Une autre partie de la discussion porte carrément sur la raison d’être d’un examen. Certains estiment que terminer une tâche à l’intérieur d’un délai donné fait partie de ce qui doit être évalué. D’autres répondent qu’un examen devrait principalement mesurer la compréhension de la matière et qu’un élève dyslexique ou ayant un trouble de l’attention ne connaît pas nécessairement moins bien ses mathématiques simplement parce qu’il lui faut davantage de temps pour lire une question ou rédiger sa réponse.

Public, privé et utilisateur-payeur

La controverse dépasse également la simple question des examens.

Plusieurs internautes remettent en question le financement public des écoles privées tout en constatant que certains services supplémentaires sont facturés directement aux parents. D’autres rappellent au contraire qu’un élève fréquentant une école privée subventionnée coûte généralement moins cher à l’État qu’un élève entièrement pris en charge par le réseau public.

Un parent d’un enfant ayant des besoins particuliers dans le réseau public a même offert une perspective complètement différente : il affirme qu’il paierait volontiers 160 $ par année si cela lui garantissait que les mesures prévues au plan d’intervention de son enfant soient effectivement appliquées, expliquant devoir régulièrement se battre pour obtenir certains services.

Et vous, accepteriez-vous de payer?

Au-delà du débat entourant les écoles privées, cette histoire pose donc une question beaucoup plus large sur notre conception de l’éducation et de l’égalité des chances.

Lorsqu’un enfant possède un plan d’intervention reconnaissant qu’il a besoin de davantage de temps pour compléter ses examens, cette mesure doit-elle être considérée comme un service supplémentaire pouvant être facturé?

Ou devrait-elle plutôt faire partie des conditions de base permettant à cet élève d’être évalué équitablement?

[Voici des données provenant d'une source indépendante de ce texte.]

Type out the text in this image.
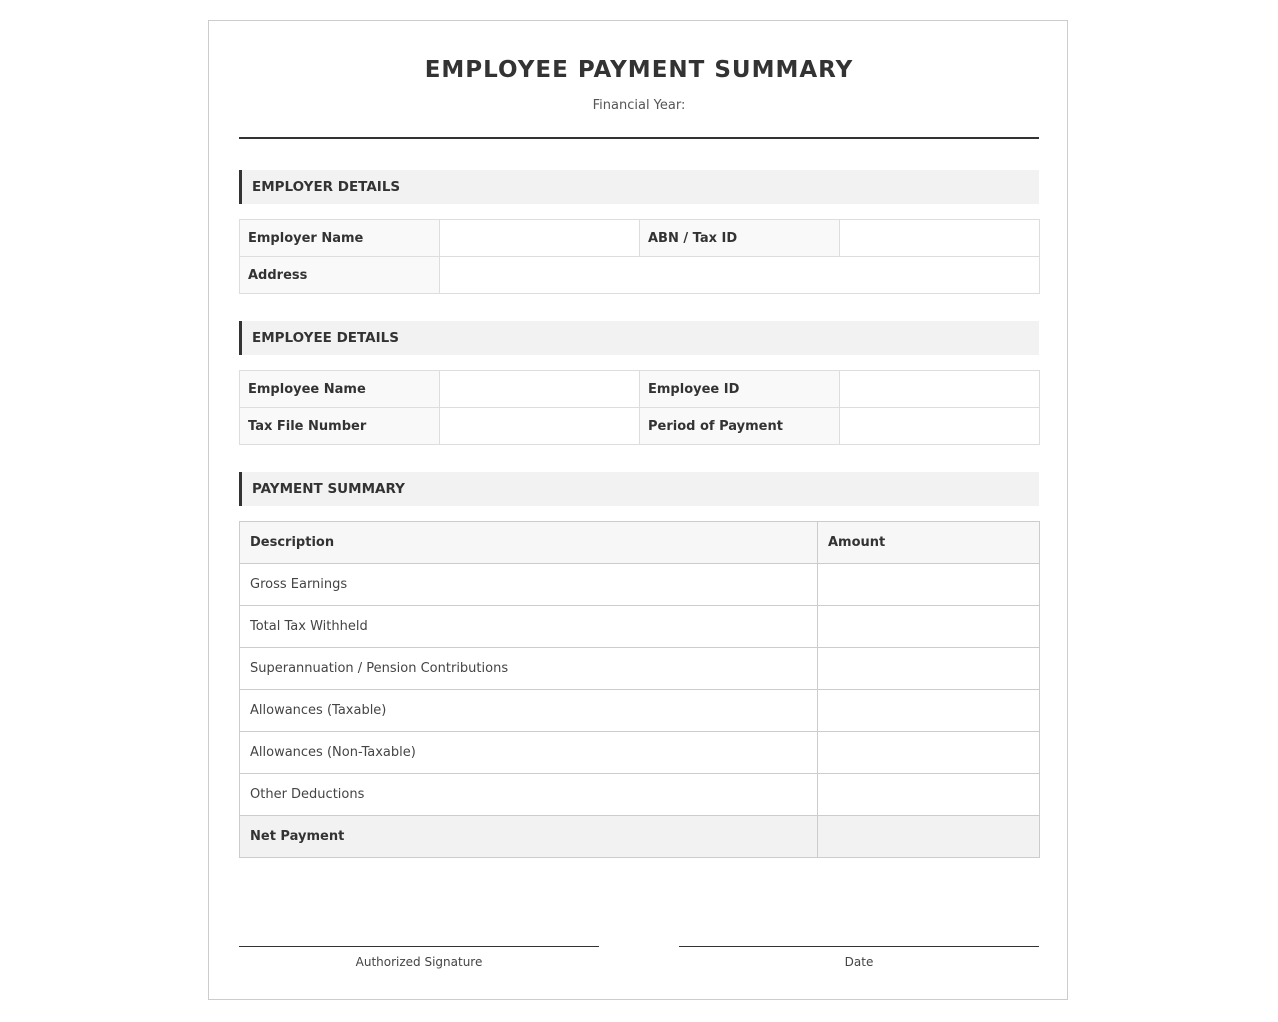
EMPLOYEE PAYMENT SUMMARY
Financial Year:
EMPLOYER DETAILS
Employer Name		ABN / Tax ID	
Address			
EMPLOYEE DETAILS
Employee Name		Employee ID	
Tax File Number		Period of Payment	
PAYMENT SUMMARY
Description	Amount
Gross Earnings	
Total Tax Withheld	
Superannuation / Pension Contributions	
Allowances (Taxable)	
Allowances (Non-Taxable)	
Other Deductions	
Net Payment	
Authorized Signature	Date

Alors, accepteriez-vous de payer 160 $ par année pour que votre enfant ait du temps supplémentaire pour faire ses examens en classe?

Sources :

  • Discussion publiée sur r/Quebec concernant les frais de 160 $ exigés pour certaines mesures d’accommodement au Collège Charles-Lemoyne.
  • Témoignages et échanges d’internautes reproduits dans cette discussion, notamment sur les plans d’intervention, le temps supplémentaire et le financement des écoles privées.